Heinrich von Podewils (1695-1760) entered Prussian service in 1720 and, together with his two brothers, was raised to the rank of Graf (Count) in 1741. He was Prussian envoy in Copenhagen and Stockholm in 1728-29, and subsequently was Prussian negotiator following the Silesian wars, signing the peace treaties of Breslau (1742) and Dresden (1745). It was probably in connection with the First Silesian War that Podewils was sent by the newly crowned King of Prussia, Frederick the Great, on a mission to Dresden, where he arrived on 15 November 1741. Podewils himself recorded in a memoir, "as of the end of 1741, I was posted by His Royal Majesty to the court of Dresden where, after having successfully accomplished my commission, the King in Poland most graciously made me a gift of a portrait of himself, lavishly set with diamonds, and a costly porcelain table service" (quoted in Samuel Wittwer, Liasons Fragiles: Exchanges of Gifts between Saxony and Prussia in the Early Eighteenth Century. In Cassidy-Geiger (ed.) 2007, p. 101)).

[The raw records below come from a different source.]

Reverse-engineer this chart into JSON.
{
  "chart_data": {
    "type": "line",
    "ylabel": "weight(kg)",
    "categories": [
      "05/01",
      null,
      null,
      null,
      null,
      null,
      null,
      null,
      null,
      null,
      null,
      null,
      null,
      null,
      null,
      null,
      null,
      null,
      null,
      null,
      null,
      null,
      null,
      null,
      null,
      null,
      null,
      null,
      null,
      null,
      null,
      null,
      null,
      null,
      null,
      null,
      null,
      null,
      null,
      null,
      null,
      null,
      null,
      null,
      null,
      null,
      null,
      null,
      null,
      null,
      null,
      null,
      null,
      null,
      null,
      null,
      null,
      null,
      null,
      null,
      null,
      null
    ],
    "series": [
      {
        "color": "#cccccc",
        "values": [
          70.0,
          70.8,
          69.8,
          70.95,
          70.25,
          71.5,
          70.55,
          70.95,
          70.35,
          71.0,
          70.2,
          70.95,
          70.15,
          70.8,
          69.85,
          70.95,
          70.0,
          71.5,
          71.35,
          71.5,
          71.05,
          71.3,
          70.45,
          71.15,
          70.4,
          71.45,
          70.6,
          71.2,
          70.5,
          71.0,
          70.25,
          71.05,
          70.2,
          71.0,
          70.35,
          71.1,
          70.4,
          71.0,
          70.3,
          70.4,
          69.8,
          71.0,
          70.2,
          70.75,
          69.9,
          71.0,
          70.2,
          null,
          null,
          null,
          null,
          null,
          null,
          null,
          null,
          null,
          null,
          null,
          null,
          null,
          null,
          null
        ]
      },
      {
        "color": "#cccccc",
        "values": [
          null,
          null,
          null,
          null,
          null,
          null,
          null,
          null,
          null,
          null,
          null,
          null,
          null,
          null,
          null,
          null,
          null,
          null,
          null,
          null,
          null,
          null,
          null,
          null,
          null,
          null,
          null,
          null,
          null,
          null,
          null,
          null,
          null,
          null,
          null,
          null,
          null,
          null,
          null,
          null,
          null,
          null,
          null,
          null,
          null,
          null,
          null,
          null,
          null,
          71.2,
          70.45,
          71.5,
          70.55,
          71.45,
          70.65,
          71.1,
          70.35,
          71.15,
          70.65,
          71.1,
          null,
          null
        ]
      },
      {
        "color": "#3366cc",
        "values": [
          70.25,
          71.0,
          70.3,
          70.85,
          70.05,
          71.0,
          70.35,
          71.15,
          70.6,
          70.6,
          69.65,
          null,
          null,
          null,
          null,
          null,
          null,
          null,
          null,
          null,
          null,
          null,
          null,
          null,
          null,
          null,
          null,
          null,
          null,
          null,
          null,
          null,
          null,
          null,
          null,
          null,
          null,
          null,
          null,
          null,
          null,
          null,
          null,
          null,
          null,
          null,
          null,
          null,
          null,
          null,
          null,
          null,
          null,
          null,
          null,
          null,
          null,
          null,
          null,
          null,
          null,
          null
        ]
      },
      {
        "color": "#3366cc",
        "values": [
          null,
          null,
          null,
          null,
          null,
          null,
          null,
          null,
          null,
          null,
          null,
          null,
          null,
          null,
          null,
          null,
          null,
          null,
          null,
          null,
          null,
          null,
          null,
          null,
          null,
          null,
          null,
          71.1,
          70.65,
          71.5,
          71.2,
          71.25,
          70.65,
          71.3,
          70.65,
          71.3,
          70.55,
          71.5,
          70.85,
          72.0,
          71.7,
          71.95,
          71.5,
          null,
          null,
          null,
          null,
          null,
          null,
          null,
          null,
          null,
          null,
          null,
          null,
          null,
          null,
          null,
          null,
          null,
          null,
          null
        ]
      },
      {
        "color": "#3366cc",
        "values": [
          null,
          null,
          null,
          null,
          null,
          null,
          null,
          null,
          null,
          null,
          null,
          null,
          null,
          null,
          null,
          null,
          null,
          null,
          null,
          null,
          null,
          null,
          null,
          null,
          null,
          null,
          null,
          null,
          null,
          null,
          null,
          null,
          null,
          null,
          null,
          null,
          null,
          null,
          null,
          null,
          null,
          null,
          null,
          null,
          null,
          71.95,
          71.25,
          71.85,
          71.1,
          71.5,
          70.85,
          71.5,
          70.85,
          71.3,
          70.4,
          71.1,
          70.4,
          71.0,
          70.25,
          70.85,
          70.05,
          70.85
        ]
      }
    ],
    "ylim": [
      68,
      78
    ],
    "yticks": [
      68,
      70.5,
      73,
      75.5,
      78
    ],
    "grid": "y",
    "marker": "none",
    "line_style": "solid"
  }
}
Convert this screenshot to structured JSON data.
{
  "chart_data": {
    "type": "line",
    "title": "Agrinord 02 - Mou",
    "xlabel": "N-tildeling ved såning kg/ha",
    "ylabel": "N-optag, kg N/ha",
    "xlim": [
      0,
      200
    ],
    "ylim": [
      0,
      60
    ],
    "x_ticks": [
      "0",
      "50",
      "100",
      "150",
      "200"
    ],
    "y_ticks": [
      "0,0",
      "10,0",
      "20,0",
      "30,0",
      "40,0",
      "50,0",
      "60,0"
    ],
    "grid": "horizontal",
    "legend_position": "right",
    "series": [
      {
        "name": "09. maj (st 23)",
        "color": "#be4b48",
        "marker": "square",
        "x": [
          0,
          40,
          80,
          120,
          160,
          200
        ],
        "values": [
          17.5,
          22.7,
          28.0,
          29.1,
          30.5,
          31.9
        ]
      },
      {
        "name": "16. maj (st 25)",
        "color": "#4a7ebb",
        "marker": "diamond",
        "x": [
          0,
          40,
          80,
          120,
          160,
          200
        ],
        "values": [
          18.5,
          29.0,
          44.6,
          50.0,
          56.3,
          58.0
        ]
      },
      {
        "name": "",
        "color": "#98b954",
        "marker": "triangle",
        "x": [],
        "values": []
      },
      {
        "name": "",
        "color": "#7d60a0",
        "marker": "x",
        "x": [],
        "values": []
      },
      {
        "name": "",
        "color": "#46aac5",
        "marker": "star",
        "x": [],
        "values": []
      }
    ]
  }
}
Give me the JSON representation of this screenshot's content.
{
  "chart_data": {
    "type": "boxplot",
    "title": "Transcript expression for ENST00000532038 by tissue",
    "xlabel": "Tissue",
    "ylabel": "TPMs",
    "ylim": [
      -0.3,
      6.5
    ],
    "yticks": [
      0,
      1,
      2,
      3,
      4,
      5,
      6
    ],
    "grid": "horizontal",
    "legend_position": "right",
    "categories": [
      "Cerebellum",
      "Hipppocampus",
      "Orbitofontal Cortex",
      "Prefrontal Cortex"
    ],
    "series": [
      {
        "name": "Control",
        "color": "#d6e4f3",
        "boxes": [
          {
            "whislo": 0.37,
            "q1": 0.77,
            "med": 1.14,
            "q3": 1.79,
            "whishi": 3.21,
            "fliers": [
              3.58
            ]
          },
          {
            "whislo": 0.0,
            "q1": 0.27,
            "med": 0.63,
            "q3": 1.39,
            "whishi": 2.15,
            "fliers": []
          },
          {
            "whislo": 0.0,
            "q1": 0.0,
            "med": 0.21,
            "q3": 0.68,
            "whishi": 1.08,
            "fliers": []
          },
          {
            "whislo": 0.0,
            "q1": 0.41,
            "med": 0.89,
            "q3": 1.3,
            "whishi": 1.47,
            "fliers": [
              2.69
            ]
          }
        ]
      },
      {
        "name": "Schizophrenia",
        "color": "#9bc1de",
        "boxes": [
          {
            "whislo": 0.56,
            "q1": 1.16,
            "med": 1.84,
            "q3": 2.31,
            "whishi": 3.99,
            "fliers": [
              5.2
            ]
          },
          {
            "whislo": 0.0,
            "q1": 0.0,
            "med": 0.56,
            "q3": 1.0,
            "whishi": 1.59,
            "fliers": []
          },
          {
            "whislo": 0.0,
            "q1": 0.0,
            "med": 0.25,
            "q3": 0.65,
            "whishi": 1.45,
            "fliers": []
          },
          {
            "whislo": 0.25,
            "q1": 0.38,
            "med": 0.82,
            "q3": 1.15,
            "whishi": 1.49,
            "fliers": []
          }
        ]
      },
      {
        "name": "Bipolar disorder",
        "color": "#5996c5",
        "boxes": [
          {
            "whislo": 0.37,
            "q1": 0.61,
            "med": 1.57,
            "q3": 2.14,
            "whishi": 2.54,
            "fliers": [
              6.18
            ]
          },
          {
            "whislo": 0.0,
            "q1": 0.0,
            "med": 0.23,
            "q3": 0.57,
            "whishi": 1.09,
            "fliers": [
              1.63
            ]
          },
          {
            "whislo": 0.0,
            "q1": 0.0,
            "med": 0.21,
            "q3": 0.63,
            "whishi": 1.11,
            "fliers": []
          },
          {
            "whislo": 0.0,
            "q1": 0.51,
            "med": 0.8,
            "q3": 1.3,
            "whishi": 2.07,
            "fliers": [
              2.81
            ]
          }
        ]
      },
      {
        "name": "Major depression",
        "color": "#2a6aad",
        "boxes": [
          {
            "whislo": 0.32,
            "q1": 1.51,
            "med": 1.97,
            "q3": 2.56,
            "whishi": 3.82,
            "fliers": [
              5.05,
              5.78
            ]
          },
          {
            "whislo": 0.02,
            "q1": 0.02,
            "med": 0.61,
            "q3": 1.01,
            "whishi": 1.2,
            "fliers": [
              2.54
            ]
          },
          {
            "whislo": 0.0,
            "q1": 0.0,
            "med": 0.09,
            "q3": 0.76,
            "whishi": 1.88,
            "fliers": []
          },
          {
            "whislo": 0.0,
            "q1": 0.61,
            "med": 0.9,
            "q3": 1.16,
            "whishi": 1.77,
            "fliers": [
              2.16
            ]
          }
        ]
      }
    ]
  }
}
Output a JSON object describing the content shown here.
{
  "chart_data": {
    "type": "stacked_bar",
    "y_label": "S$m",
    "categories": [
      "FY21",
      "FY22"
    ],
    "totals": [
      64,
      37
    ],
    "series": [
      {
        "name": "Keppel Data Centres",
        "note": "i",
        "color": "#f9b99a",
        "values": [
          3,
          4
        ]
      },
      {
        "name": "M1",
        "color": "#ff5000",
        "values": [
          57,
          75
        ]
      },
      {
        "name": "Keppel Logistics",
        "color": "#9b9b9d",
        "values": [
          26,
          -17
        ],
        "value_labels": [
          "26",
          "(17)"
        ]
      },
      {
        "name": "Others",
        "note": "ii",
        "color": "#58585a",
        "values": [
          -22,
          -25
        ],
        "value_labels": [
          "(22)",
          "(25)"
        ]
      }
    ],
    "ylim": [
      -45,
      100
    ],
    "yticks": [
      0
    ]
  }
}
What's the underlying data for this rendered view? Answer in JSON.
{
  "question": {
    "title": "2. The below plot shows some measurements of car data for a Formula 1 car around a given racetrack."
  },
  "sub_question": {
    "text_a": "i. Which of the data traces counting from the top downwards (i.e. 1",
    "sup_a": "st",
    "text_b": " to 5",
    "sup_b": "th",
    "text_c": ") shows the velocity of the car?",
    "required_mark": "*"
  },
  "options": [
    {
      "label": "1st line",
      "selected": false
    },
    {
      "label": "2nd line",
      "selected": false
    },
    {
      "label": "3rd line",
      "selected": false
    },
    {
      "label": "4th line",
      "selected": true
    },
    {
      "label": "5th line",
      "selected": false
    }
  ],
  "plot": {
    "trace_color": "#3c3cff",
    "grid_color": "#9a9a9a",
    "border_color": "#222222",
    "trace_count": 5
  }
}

The shapes for the service had been developed around the same time for the Elector Clemens August of Cologne (Hoffmeister 1999, II, no. 361), and a handful of slightly later examples with simple flower painting have also survived. Dr. Wittwer speculates (op. cit., p. 102) that the Podewils service decoration of indianische Blumen may originally have been intended for the Elector, who preferred more European flowers. The design may then have been adapted for Podewils, perhaps because the service was urgently required. Additions to the service appear to have been ordered at Meissen, and at the Berlin manufactory after Podewils' death. In a letter to Karl-Wilhelm Finck von Finckenstein, Frederick the Great wrote of Podewils after his death: "I regret very much poor Podewils. He was a man of honour and a good citizen. The loss of such a worthy and faithful servant will always remain a sorrowful memory" (quoted in Hoffmeister 1999, II, p. 608). One hundred and sixty-three pieces from this service (including some Berlin replacements), including sixty-four plates of this size, were in the collection of Ole Olsen, which was sold in Copenhagen between 1943 and 1953.